The Department of Energy (DOE) has awarded Assistant Professor Dan Kotlyar a total of $1 million through the Nuclear Engineering University Program (NEUP) program to perform two nuclear energy research projects.
The first project will be performed in collaboration with University of California, Berkeley, Oak Ridge National Laboratory, and Framatome. The project will extend the applicability of Coupled Monte Carlo to time-dependent problems. The new methods will be implemented directly into the Shift code, which is being developed as part of the Nuclear Energy Advanced Modeling and Simulation (NEAMS) program.
“Monte Carlo codes are ideal to generate reference solutions as they provide the highest level of fidelity, however their use is primarily limited to time-independent solutions," explained Kotlyar. "Our project will focus on examining practical and efficient techniques so that Monte Carlo codes, and specifically the Shift code, can be used in transient problems.”
The second project will be performed in collaboration with University of Wisconsin-Madison, Idaho National Laboratory, and BWXT. The proposed project will develop an International Reactor Physics Experiment Evaluation Project (IRPhEP) mulitphysics microreactor benchmark evaluation based on data from the Systems for Nuclear Auxiliary Power (SNAP) program. The proposed work will leverage the extensive experimental measurements accumulated over 15 years. Utilizing the SNAP program experience is a cost-effective way to advance the technology of future microreactors, such as those being proposed for lunar surface power missions (e.g., KRUSTY), or terrestrial deployment (e.g., eVinci™).

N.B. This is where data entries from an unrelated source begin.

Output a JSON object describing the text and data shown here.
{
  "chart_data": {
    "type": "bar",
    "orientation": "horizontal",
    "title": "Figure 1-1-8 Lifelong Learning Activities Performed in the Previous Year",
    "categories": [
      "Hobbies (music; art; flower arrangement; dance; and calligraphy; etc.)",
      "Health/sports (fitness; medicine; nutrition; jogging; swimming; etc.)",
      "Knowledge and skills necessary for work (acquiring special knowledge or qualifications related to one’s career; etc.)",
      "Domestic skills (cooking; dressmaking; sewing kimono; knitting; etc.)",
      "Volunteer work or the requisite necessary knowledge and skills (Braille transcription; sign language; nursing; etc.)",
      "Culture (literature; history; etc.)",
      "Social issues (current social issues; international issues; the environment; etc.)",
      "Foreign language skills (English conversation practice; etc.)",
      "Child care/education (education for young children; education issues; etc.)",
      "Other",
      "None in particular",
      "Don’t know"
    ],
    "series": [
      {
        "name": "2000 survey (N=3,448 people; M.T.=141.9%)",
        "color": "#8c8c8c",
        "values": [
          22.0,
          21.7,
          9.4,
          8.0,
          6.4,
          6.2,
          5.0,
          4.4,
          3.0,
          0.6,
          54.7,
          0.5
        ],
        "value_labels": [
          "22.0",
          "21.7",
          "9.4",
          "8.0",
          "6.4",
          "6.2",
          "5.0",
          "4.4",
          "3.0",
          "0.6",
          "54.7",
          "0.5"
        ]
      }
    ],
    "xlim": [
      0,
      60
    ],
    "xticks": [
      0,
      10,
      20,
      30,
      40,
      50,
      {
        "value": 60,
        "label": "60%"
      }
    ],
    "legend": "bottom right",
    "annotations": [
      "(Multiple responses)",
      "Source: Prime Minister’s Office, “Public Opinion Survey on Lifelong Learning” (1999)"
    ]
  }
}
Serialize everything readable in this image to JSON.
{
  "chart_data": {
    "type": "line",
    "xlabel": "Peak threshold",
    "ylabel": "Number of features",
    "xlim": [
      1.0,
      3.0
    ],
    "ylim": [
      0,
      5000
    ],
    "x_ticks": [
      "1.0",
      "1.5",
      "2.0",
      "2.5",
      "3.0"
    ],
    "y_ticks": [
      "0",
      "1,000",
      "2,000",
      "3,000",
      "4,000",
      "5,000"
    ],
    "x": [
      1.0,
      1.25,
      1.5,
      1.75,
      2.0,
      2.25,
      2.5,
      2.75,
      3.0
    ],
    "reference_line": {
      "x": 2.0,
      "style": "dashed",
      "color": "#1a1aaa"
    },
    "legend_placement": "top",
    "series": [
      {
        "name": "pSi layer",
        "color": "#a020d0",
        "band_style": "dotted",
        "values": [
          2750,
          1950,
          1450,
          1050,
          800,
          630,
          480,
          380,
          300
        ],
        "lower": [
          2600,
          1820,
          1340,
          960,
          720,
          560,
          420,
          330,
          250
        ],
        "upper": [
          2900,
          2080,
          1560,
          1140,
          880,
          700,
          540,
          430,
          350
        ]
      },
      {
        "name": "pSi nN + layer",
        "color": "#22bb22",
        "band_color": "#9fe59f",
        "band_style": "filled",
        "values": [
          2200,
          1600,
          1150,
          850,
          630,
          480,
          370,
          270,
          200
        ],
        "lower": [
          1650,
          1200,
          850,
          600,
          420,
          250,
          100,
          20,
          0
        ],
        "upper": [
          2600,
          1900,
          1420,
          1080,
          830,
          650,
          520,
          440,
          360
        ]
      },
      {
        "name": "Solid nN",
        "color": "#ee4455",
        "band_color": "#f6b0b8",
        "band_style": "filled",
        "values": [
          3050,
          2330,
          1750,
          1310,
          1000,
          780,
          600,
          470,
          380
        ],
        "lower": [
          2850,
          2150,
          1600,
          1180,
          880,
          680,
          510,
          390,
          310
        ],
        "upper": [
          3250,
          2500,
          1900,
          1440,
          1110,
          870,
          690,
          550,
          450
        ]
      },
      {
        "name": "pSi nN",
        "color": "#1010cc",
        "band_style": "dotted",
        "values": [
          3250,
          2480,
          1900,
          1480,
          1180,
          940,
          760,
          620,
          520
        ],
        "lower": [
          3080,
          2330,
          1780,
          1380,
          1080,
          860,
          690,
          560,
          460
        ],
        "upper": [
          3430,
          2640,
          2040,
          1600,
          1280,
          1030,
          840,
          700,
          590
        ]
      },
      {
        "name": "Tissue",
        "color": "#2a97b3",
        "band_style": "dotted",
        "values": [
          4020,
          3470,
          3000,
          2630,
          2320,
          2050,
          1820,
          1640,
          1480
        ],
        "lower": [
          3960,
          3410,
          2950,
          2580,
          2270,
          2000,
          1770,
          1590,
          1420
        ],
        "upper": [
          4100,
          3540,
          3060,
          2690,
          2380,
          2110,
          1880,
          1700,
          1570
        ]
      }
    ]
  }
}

The SNAP program shares many characteristics with today’s microreactors that include comparable power output and compact core design.
“This project will be valuable in validating various computational tools and will assist in qualifying them as a design, and potentially licensing tools to promote the microreactors technology," said Kotlyar. This is also one of the main goals defined by the US NRC BlueCRAB program for advanced reactor analysis.”